When the company leaves the regime the property rental
business of C (tax-exempt) is treated as ceasing on the last day
the regime applies to it. The assets that were involved in C
(tax-exempt)’s business are treated as though they had been
disposed of and reacquired by C (post-cessation)'s business
(section 131(2) FA 2006).
An asset is ‘involved in the business’ for this
purpose if it would be a property involved in the business for the
purposes of the Tax-exempt business Conditions in section 107
– see
GREIT02025.
The deemed disposal of assets takes place at market value, which
takes the same meaning as it does for TCGA purposes (section 142(e)
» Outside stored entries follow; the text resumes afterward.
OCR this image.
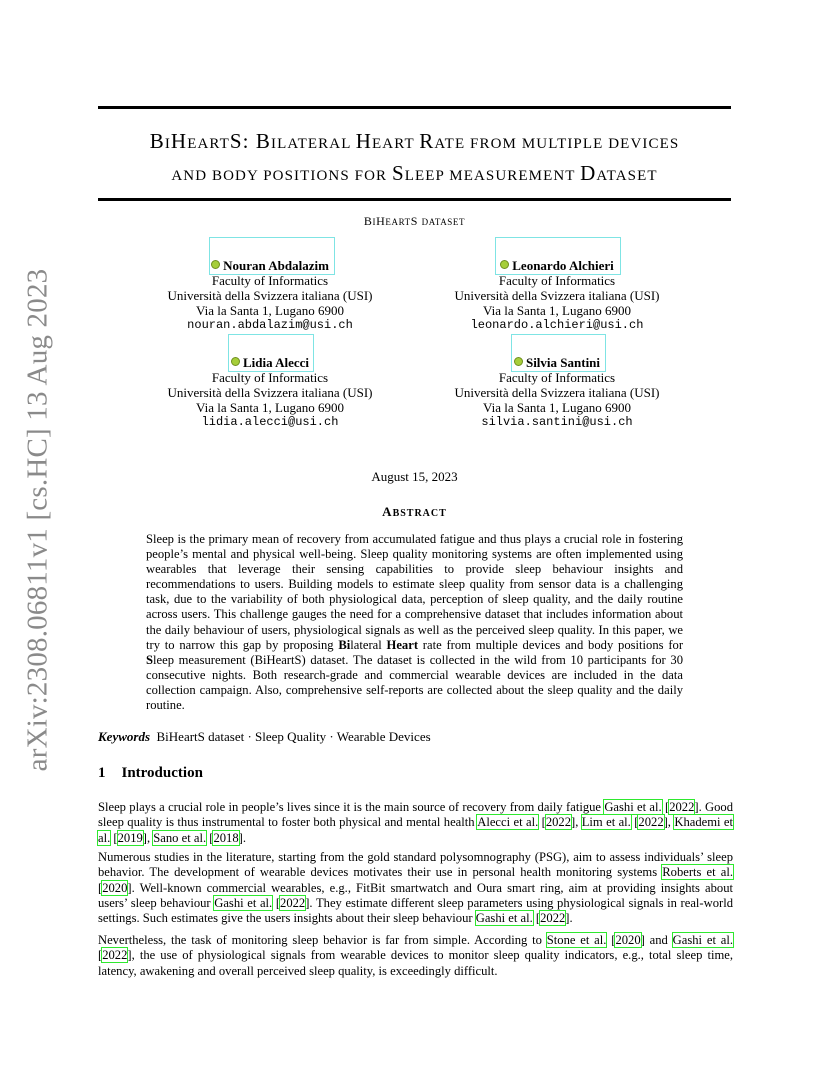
arXiv:2308.06811v1 [cs.HC] 13 Aug 2023
BIHEARTS: BILATERAL HEART RATE FROM MULTIPLE DEVICES
AND BODY POSITIONS FOR SLEEP MEASUREMENT DATASET
BIHEARTS DATASET
Nouran Abdalazim
Faculty of Informatics
Università della Svizzera italiana (USI)
Via la Santa 1, Lugano 6900
nouran.abdalazim@usi.ch
Leonardo Alchieri
Faculty of Informatics
Università della Svizzera italiana (USI)
Via la Santa 1, Lugano 6900
leonardo.alchieri@usi.ch
Lidia Alecci
Faculty of Informatics
Università della Svizzera italiana (USI)
Via la Santa 1, Lugano 6900
lidia.alecci@usi.ch
Silvia Santini
Faculty of Informatics
Università della Svizzera italiana (USI)
Via la Santa 1, Lugano 6900
silvia.santini@usi.ch
August 15, 2023
ABSTRACT
Sleep is the primary mean of recovery from accumulated fatigue and thus plays a crucial role in fostering people’s mental and physical well-being. Sleep quality monitoring systems are often implemented using wearables that leverage their sensing capabilities to provide sleep behaviour insights and recommendations to users. Building models to estimate sleep quality from sensor data is a challenging task, due to the variability of both physiological data, perception of sleep quality, and the daily routine across users. This challenge gauges the need for a comprehensive dataset that includes information about the daily behaviour of users, physiological signals as well as the perceived sleep quality. In this paper, we try to narrow this gap by proposing Bilateral Heart rate from multiple devices and body positions for Sleep measurement (BiHeartS) dataset. The dataset is collected in the wild from 10 participants for 30 consecutive nights. Both research-grade and commercial wearable devices are included in the data collection campaign. Also, comprehensive self-reports are collected about the sleep quality and the daily routine.
Keywords BiHeartS dataset · Sleep Quality · Wearable Devices
1 Introduction
Sleep plays a crucial role in people’s lives since it is the main source of recovery from daily fatigue Gashi et al. [2022]. Good sleep quality is thus instrumental to foster both physical and mental health Alecci et al. [2022], Lim et al. [2022], Khademi et al. [2019], Sano et al. [2018].
Numerous studies in the literature, starting from the gold standard polysomnography (PSG), aim to assess individuals’ sleep behavior. The development of wearable devices motivates their use in personal health monitoring systems Roberts et al. [2020]. Well-known commercial wearables, e.g., FitBit smartwatch and Oura smart ring, aim at providing insights about users’ sleep behaviour Gashi et al. [2022]. They estimate different sleep parameters using physiological signals in real-world settings. Such estimates give the users insights about their sleep behaviour Gashi et al. [2022].
Nevertheless, the task of monitoring sleep behavior is far from simple. According to Stone et al. [2020] and Gashi et al. [2022], the use of physiological signals from wearable devices to monitor sleep quality indicators, e.g., total sleep time, latency, awakening and overall perceived sleep quality, is exceedingly difficult.
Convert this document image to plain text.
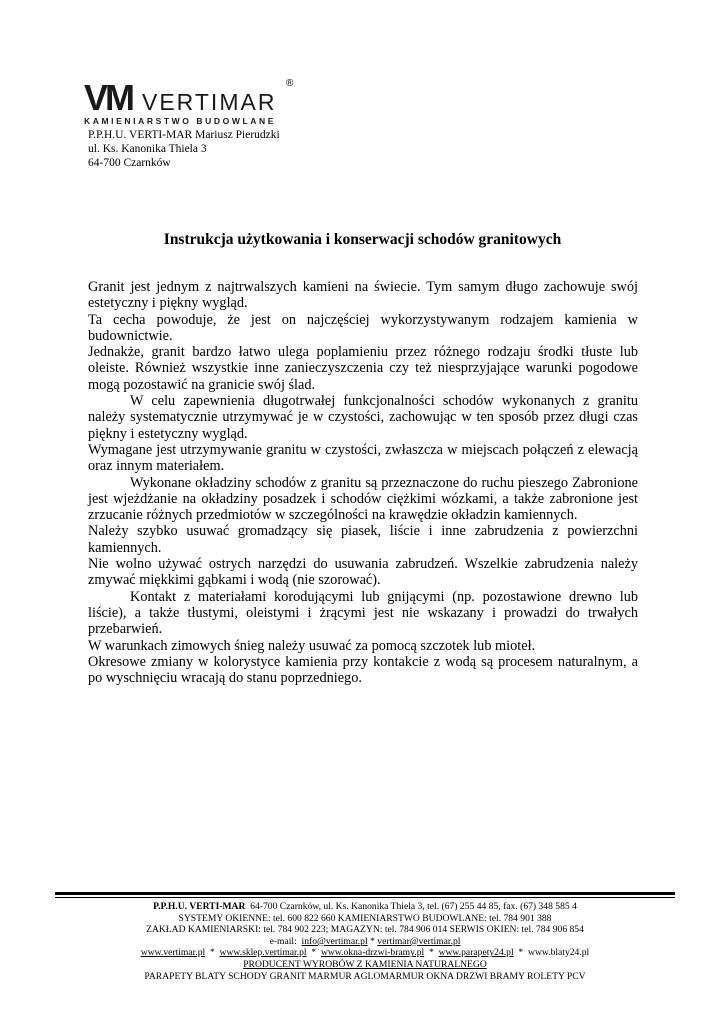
VM VERTIMAR
®
KAMIENIARSTWO BUDOWLANE
P.P.H.U. VERTI-MAR Mariusz Pierudzki
ul. Ks. Kanonika Thiela 3
64-700 Czarnków
Instrukcja użytkowania i konserwacji schodów granitowych

Granit jest jednym z najtrwalszych kamieni na świecie. Tym samym długo zachowuje swój estetyczny i piękny wygląd.

Ta cecha powoduje, że jest on najczęściej wykorzystywanym rodzajem kamienia w budownictwie.

Jednakże, granit bardzo łatwo ulega poplamieniu przez różnego rodzaju środki tłuste lub oleiste. Również wszystkie inne zanieczyszczenia czy też niesprzyjające warunki pogodowe mogą pozostawić na granicie swój ślad.

W celu zapewnienia długotrwałej funkcjonalności schodów wykonanych z granitu należy systematycznie utrzymywać je w czystości, zachowując w ten sposób przez długi czas piękny i estetyczny wygląd.

Wymagane jest utrzymywanie granitu w czystości, zwłaszcza w miejscach połączeń z elewacją oraz innym materiałem.

Wykonane okładziny schodów z granitu są przeznaczone do ruchu pieszego Zabronione jest wjeżdżanie na okładziny posadzek i schodów ciężkimi wózkami, a także zabronione jest zrzucanie różnych przedmiotów w szczególności na krawędzie okładzin kamiennych.

Należy szybko usuwać gromadzący się piasek, liście i inne zabrudzenia z powierzchni kamiennych.

Nie wolno używać ostrych narzędzi do usuwania zabrudzeń. Wszelkie zabrudzenia należy zmywać miękkimi gąbkami i wodą (nie szorować).

Kontakt z materiałami korodującymi lub gnijącymi (np. pozostawione drewno lub liście), a także tłustymi, oleistymi i żrącymi jest nie wskazany i prowadzi do trwałych przebarwień.

W warunkach zimowych śnieg należy usuwać za pomocą szczotek lub mioteł.

Okresowe zmiany w kolorystyce kamienia przy kontakcie z wodą są procesem naturalnym, a po wyschnięciu wracają do stanu poprzedniego.

P.P.H.U. VERTI-MAR 64-700 Czarnków, ul. Ks. Kanonika Thiela 3, tel. (67) 255 44 85, fax. (67) 348 585 4
SYSTEMY OKIENNE: tel. 600 822 660 KAMIENIARSTWO BUDOWLANE: tel. 784 901 388
ZAKŁAD KAMIENIARSKI: tel. 784 902 223; MAGAZYN: tel. 784 906 014 SERWIS OKIEN: tel. 784 906 854
e-mail: info@vertimar.pl * vertimar@vertimar.pl
www.vertimar.pl * www.sklep.vertimar.pl * www.okna-drzwi-bramy.pl * www.parapety24.pl * www.blaty24.pl
PRODUCENT WYROBÓW Z KAMIENIA NATURALNEGO
PARAPETY BLATY SCHODY GRANIT MARMUR AGLOMARMUR OKNA DRZWI BRAMY ROLETY PCV
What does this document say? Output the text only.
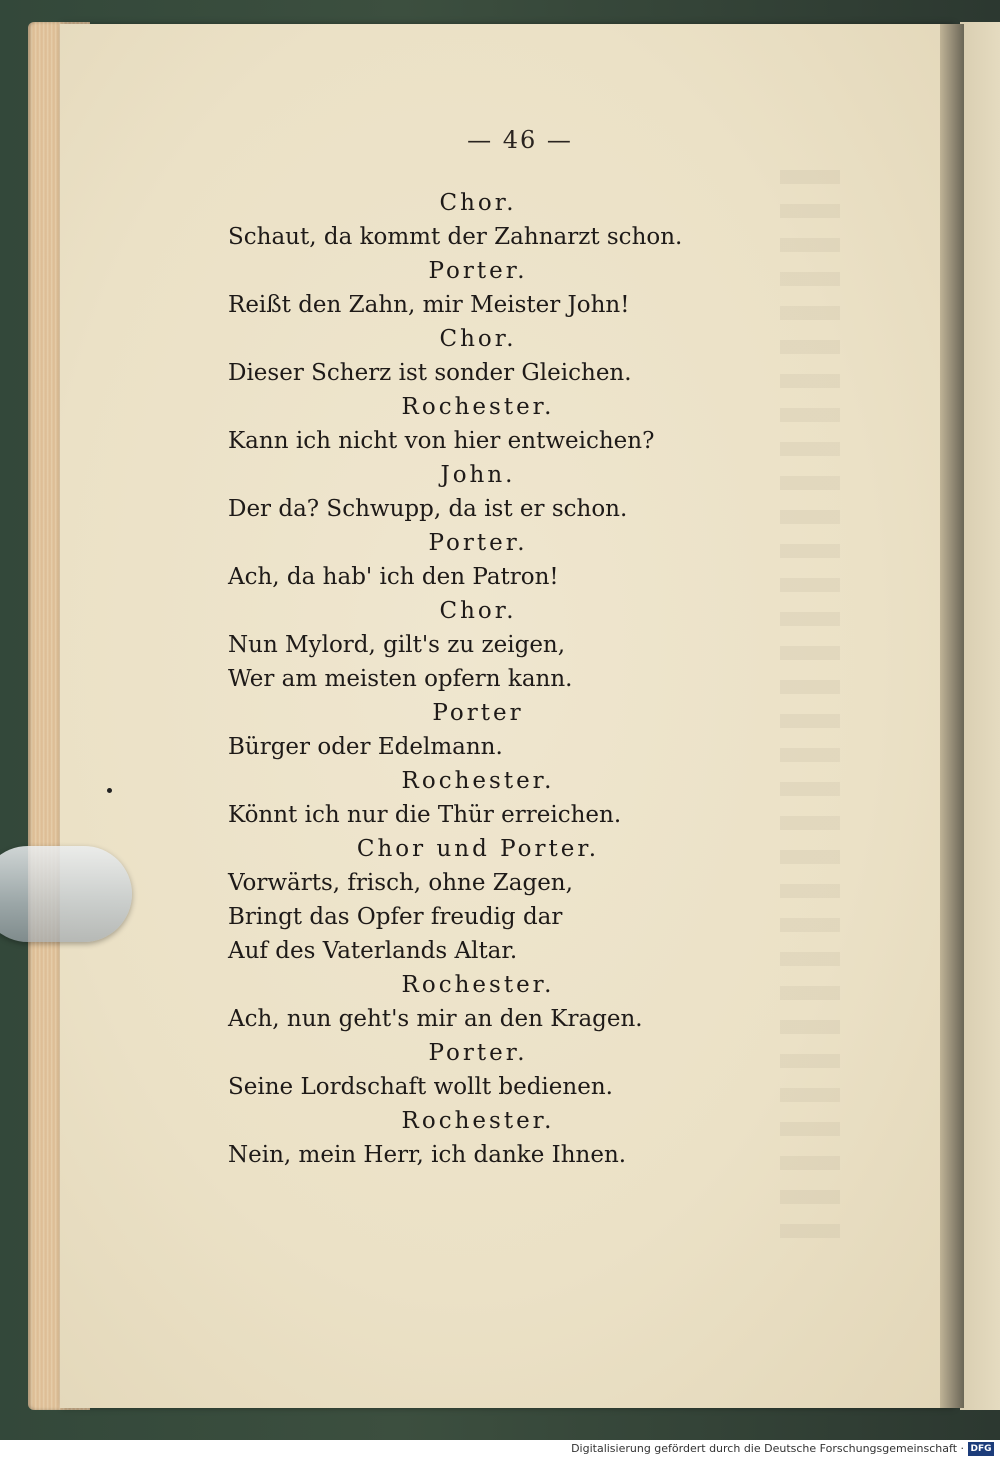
— 46 —
Chor.
Schaut, da kommt der Zahnarzt schon.
Porter.
Reißt den Zahn, mir Meister John!
Chor.
Dieser Scherz ist sonder Gleichen.
Rochester.
Kann ich nicht von hier entweichen?
John.
Der da? Schwupp, da ist er schon.
Porter.
Ach, da hab' ich den Patron!
Chor.
Nun Mylord, gilt's zu zeigen,
Wer am meisten opfern kann.
Porter
Bürger oder Edelmann.
Rochester.
Könnt ich nur die Thür erreichen.
Chor und Porter.
Vorwärts, frisch, ohne Zagen,
Bringt das Opfer freudig dar
Auf des Vaterlands Altar.
Rochester.
Ach, nun geht's mir an den Kragen.
Porter.
Seine Lordschaft wollt bedienen.
Rochester.
Nein, mein Herr, ich danke Ihnen.
Digitalisierung gefördert durch die Deutsche Forschungsgemeinschaft · DFG
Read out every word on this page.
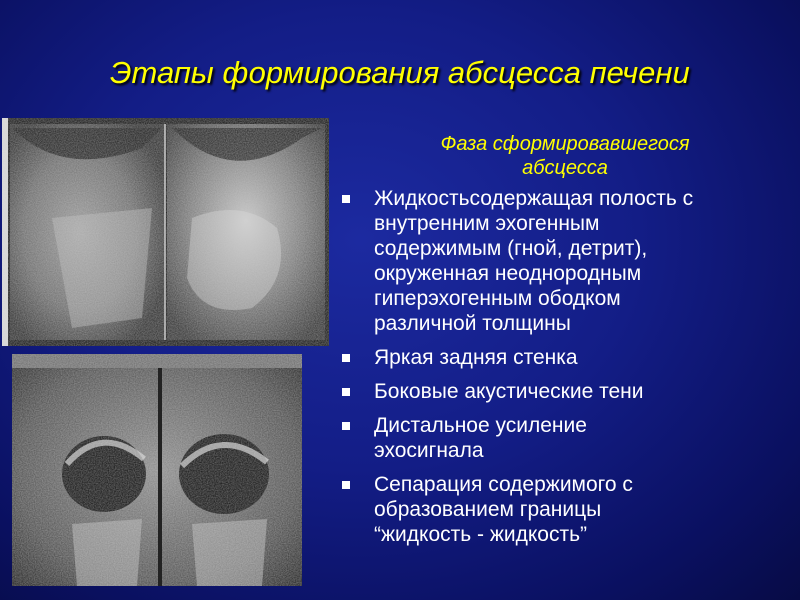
Этапы формирования абсцесса печени
Фаза сформировавшегося
абсцесса
Жидкостьсодержащая полость с
внутренним эхогенным
содержимым (гной, детрит),
окруженная неоднородным
гиперэхогенным ободком
различной толщины
Яркая задняя стенка
Боковые акустические тени
Дистальное усиление
эхосигнала
Сепарация содержимого с
образованием границы
“жидкость - жидкость”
FA 2006). This is the price that the assets might reasonably be
expected to fetch on a sale in the open market with a willing buyer
and seller negotiating on the basis of full information (see
CGM16330).
If the deemed sale and reacquisition would result in a gain
for C (tax-exempt), this is not treated as a chargeable gain for
TCGA purposes because the exemption from tax on capital gains in
section 124 FA 2006 (section 111(7) FA 2006) applies to gains on
these disposals. If the result is a loss, that loss is not
allowable for TCGA purposes.
Companies that are in the regime have to be stock
exchange-listed. This means that UK listed companies will be
following RICS (Royal Institute of Chartered Surveyors) guidelines
in valuing the properties on their books, and valuations will
therefore be professional and recent. As a rule of thumb, values
shown in the published accounts should be a reliable starting point
for determining market value for this purpose. For guidance on
valuing property, see CGM74000.
This deemed sale and reacquisition effectively sets a new
base cost for capital purposes going forward. For interactions of
cessation provisions and capital gains claims and elections that
can be made, see
GREIT05050 onwards.
For capital allowance purposes, the transfer takes place at tax
written-down value such that no balancing charges or allowances
arise to C (tax-exempt). The effect of this is that C (post-
cessation) property business takes over the capital allowance
position of C (tax-exempt)'s business.
For interactions of cessation provisions and capital
allowances claims and elections that can be made, see
GREIT04010.
The extent to which property held via partnerships etc is treated as sold and reacquired at cessation will depend on the nature of the entity through which it is held. For more information on this, see GREIT03030.
Analogous rules apply to the assets held by members of a group when it leaves the regime and to assets held by a company that leaves a Group REIT – see GREIT11320 for details.